Yuri Albert's Evening

Yuri Albert's Evening
Dates 11 May 2011
Address Stella Art Foundation
Skaryatinsky pereulok, 7

Going on ahead, I would say at once: Yuri Albert is an artist whom I love, respect and value very highly. Let that suffice for the present. More about it later. Now to the matter in hand.

I made Yuri’s acquaintance a long time ago, at the start of the 1980s. In fact, if my memory serves me right, precisely in 1980. I think it was in the summer. And I think it was at the very time when an idiotic inflatable bear drifted above his and my native city, floating up and down under the clouds as a symbol of the shameful, ambiguous and to us utterly alien celebration, which was called the 1980 Olympic Games. We experienced those days as both comical and repugnant. But we had a full understanding by that time of just where we lived.

If I remember correctly, it was at Andrei Monastyrsky’s apartment that I was introduced to a slight young man, towards whom I immediately felt well-disposed on account of his manner of communicating, which combined self-respect with the most complete good will. Such a combination was a rarity at the time and is even more so today.

In all the long years we have known each other and been friends Yuri Albert has never once disappointed me. He has always been even-tempered, friendly and — what is most important — remarkably consistent, humble and committed in the pursuit of his art. I have seen him grow steadily as an artist and a thinking individual, without agitation or external pathos, and without abrupt and vain oscillations.

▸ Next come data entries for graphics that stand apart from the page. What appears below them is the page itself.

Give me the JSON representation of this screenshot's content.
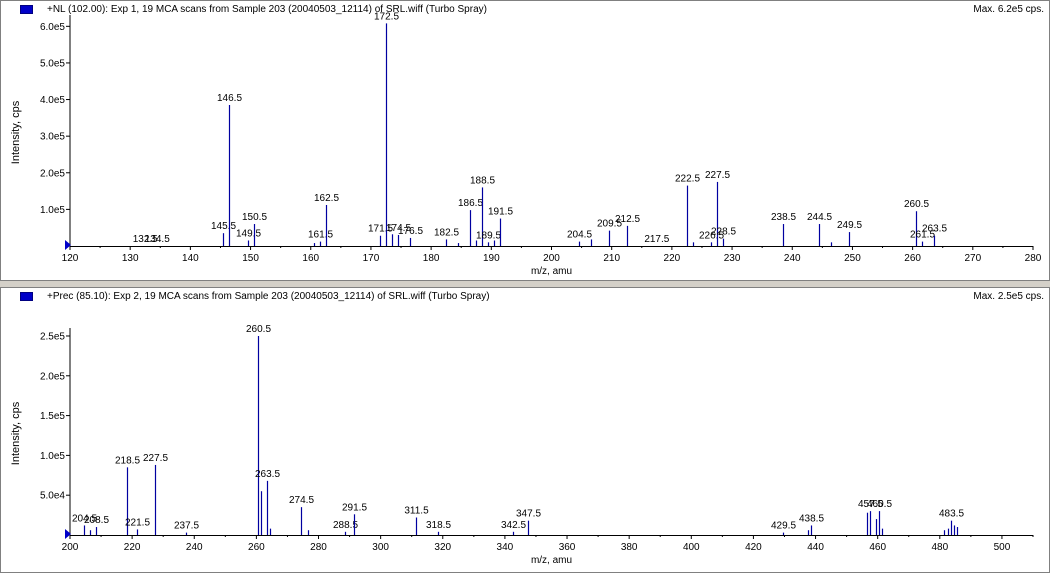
{
  "chart_data": [
    {
      "type": "bar",
      "title": "+NL (102.00): Exp 1, 19 MCA scans from Sample 203 (20040503_12114) of SRL.wiff (Turbo Spray)",
      "max_label": "Max. 6.2e5 cps.",
      "xlabel": "m/z, amu",
      "ylabel": "Intensity, cps",
      "xlim": [
        120,
        280
      ],
      "ylim": [
        0,
        620000
      ],
      "x_ticks": [
        120,
        130,
        140,
        150,
        160,
        170,
        180,
        190,
        200,
        210,
        220,
        230,
        240,
        250,
        260,
        270,
        280
      ],
      "y_ticks": [
        {
          "value": 100000,
          "label": "1.0e5"
        },
        {
          "value": 200000,
          "label": "2.0e5"
        },
        {
          "value": 300000,
          "label": "3.0e5"
        },
        {
          "value": 400000,
          "label": "4.0e5"
        },
        {
          "value": 500000,
          "label": "5.0e5"
        },
        {
          "value": 600000,
          "label": "6.0e5"
        }
      ],
      "peaks": [
        {
          "x": 145.5,
          "y": 35000,
          "label": "145.5"
        },
        {
          "x": 146.5,
          "y": 385000,
          "label": "146.5"
        },
        {
          "x": 149.5,
          "y": 15000,
          "label": "149.5"
        },
        {
          "x": 150.5,
          "y": 60000,
          "label": "150.5"
        },
        {
          "x": 160.5,
          "y": 8000
        },
        {
          "x": 161.5,
          "y": 12000,
          "label": "161.5"
        },
        {
          "x": 162.5,
          "y": 112000,
          "label": "162.5"
        },
        {
          "x": 171.5,
          "y": 28000,
          "label": "171.5"
        },
        {
          "x": 172.5,
          "y": 608000,
          "label": "172.5"
        },
        {
          "x": 173.5,
          "y": 32000
        },
        {
          "x": 174.5,
          "y": 30000,
          "label": "174.5"
        },
        {
          "x": 176.5,
          "y": 22000,
          "label": "176.5"
        },
        {
          "x": 182.5,
          "y": 18000,
          "label": "182.5"
        },
        {
          "x": 184.5,
          "y": 8000
        },
        {
          "x": 186.5,
          "y": 98000,
          "label": "186.5"
        },
        {
          "x": 187.5,
          "y": 15000
        },
        {
          "x": 188.5,
          "y": 160000,
          "label": "188.5"
        },
        {
          "x": 189.5,
          "y": 10000,
          "label": "189.5"
        },
        {
          "x": 190.5,
          "y": 15000
        },
        {
          "x": 191.5,
          "y": 75000,
          "label": "191.5"
        },
        {
          "x": 204.5,
          "y": 12000,
          "label": "204.5"
        },
        {
          "x": 206.5,
          "y": 18000
        },
        {
          "x": 209.5,
          "y": 42000,
          "label": "209.5"
        },
        {
          "x": 212.5,
          "y": 55000,
          "label": "212.5"
        },
        {
          "x": 222.5,
          "y": 165000,
          "label": "222.5"
        },
        {
          "x": 223.5,
          "y": 10000
        },
        {
          "x": 226.5,
          "y": 10000,
          "label": "226.5"
        },
        {
          "x": 227.5,
          "y": 175000,
          "label": "227.5"
        },
        {
          "x": 228.5,
          "y": 20000,
          "label": "228.5"
        },
        {
          "x": 238.5,
          "y": 60000,
          "label": "238.5"
        },
        {
          "x": 244.5,
          "y": 60000,
          "label": "244.5"
        },
        {
          "x": 246.5,
          "y": 10000
        },
        {
          "x": 249.5,
          "y": 38000,
          "label": "249.5"
        },
        {
          "x": 260.5,
          "y": 95000,
          "label": "260.5"
        },
        {
          "x": 261.5,
          "y": 12000,
          "label": "261.5"
        },
        {
          "x": 263.5,
          "y": 28000,
          "label": "263.5"
        }
      ],
      "extra_labels": [
        {
          "x": 132.5,
          "label": "132.5"
        },
        {
          "x": 134.5,
          "label": "134.5"
        },
        {
          "x": 217.5,
          "label": "217.5"
        }
      ]
    },
    {
      "type": "bar",
      "title": "+Prec (85.10): Exp 2, 19 MCA scans from Sample 203 (20040503_12114) of SRL.wiff (Turbo Spray)",
      "max_label": "Max. 2.5e5 cps.",
      "xlabel": "m/z, amu",
      "ylabel": "Intensity, cps",
      "xlim": [
        200,
        510
      ],
      "ylim": [
        0,
        255000
      ],
      "x_ticks": [
        200,
        220,
        240,
        260,
        280,
        300,
        320,
        340,
        360,
        380,
        400,
        420,
        440,
        460,
        480,
        500
      ],
      "y_ticks": [
        {
          "value": 50000,
          "label": "5.0e4"
        },
        {
          "value": 100000,
          "label": "1.0e5"
        },
        {
          "value": 150000,
          "label": "1.5e5"
        },
        {
          "value": 200000,
          "label": "2.0e5"
        },
        {
          "value": 250000,
          "label": "2.5e5"
        }
      ],
      "peaks": [
        {
          "x": 204.5,
          "y": 12000,
          "label": "204.5"
        },
        {
          "x": 206.5,
          "y": 6000
        },
        {
          "x": 208.5,
          "y": 10000,
          "label": "208.5"
        },
        {
          "x": 218.5,
          "y": 85000,
          "label": "218.5"
        },
        {
          "x": 221.5,
          "y": 7000,
          "label": "221.5"
        },
        {
          "x": 227.5,
          "y": 88000,
          "label": "227.5"
        },
        {
          "x": 237.5,
          "y": 3000,
          "label": "237.5"
        },
        {
          "x": 260.5,
          "y": 250000,
          "label": "260.5"
        },
        {
          "x": 261.5,
          "y": 55000
        },
        {
          "x": 263.5,
          "y": 68000,
          "label": "263.5"
        },
        {
          "x": 264.5,
          "y": 8000
        },
        {
          "x": 274.5,
          "y": 35000,
          "label": "274.5"
        },
        {
          "x": 276.5,
          "y": 6000
        },
        {
          "x": 288.5,
          "y": 4000,
          "label": "288.5"
        },
        {
          "x": 291.5,
          "y": 26000,
          "label": "291.5"
        },
        {
          "x": 311.5,
          "y": 22000,
          "label": "311.5"
        },
        {
          "x": 318.5,
          "y": 4000,
          "label": "318.5"
        },
        {
          "x": 342.5,
          "y": 4000,
          "label": "342.5"
        },
        {
          "x": 347.5,
          "y": 18000,
          "label": "347.5"
        },
        {
          "x": 429.5,
          "y": 3000,
          "label": "429.5"
        },
        {
          "x": 437.5,
          "y": 6000
        },
        {
          "x": 438.5,
          "y": 12000,
          "label": "438.5"
        },
        {
          "x": 456.5,
          "y": 28000
        },
        {
          "x": 457.5,
          "y": 30000,
          "label": "457.5"
        },
        {
          "x": 459.5,
          "y": 20000
        },
        {
          "x": 460.5,
          "y": 30000,
          "label": "460.5"
        },
        {
          "x": 461.5,
          "y": 8000
        },
        {
          "x": 481.5,
          "y": 6000
        },
        {
          "x": 482.5,
          "y": 8000
        },
        {
          "x": 483.5,
          "y": 18000,
          "label": "483.5"
        },
        {
          "x": 484.5,
          "y": 12000
        },
        {
          "x": 485.5,
          "y": 10000
        }
      ],
      "extra_labels": []
    }
  ]
}
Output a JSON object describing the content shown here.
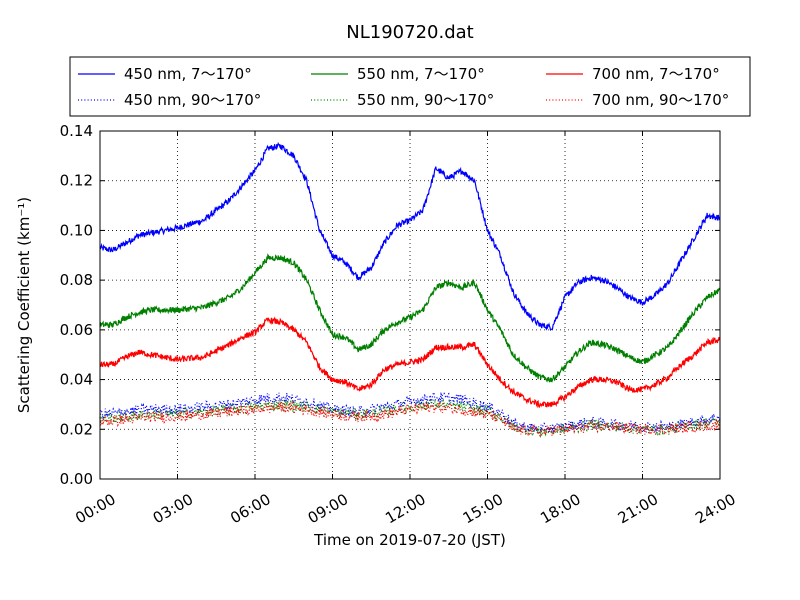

It is important to know that Yuri Albert is a conceptualist. Honest, tranquil, and confident of having made the right choice. He has been a conceptualist and remains one, despite the frequent nervous spasms of friends and colleagues who cry out in their sleep: “Conceptualism is dead! We don’t exist! Forward! Back! Onwards to new shores! Onwards to old shores! Whatever!”

Nervous people — what can you do? It is something I have been guilty of myself.

But Yuri doesn’t shout and flap his wings. He lives and works. He communicates with people, loves art and loves his friends. And he also loves his friends’ art.

And he is infinitely right. Because, as Victor Shklovsky said long ago, “It is a mistake to try and get into the world of great literature, because great literature will turn out to be right where we are — standing and calmly demonstrating that this place is the most important place”.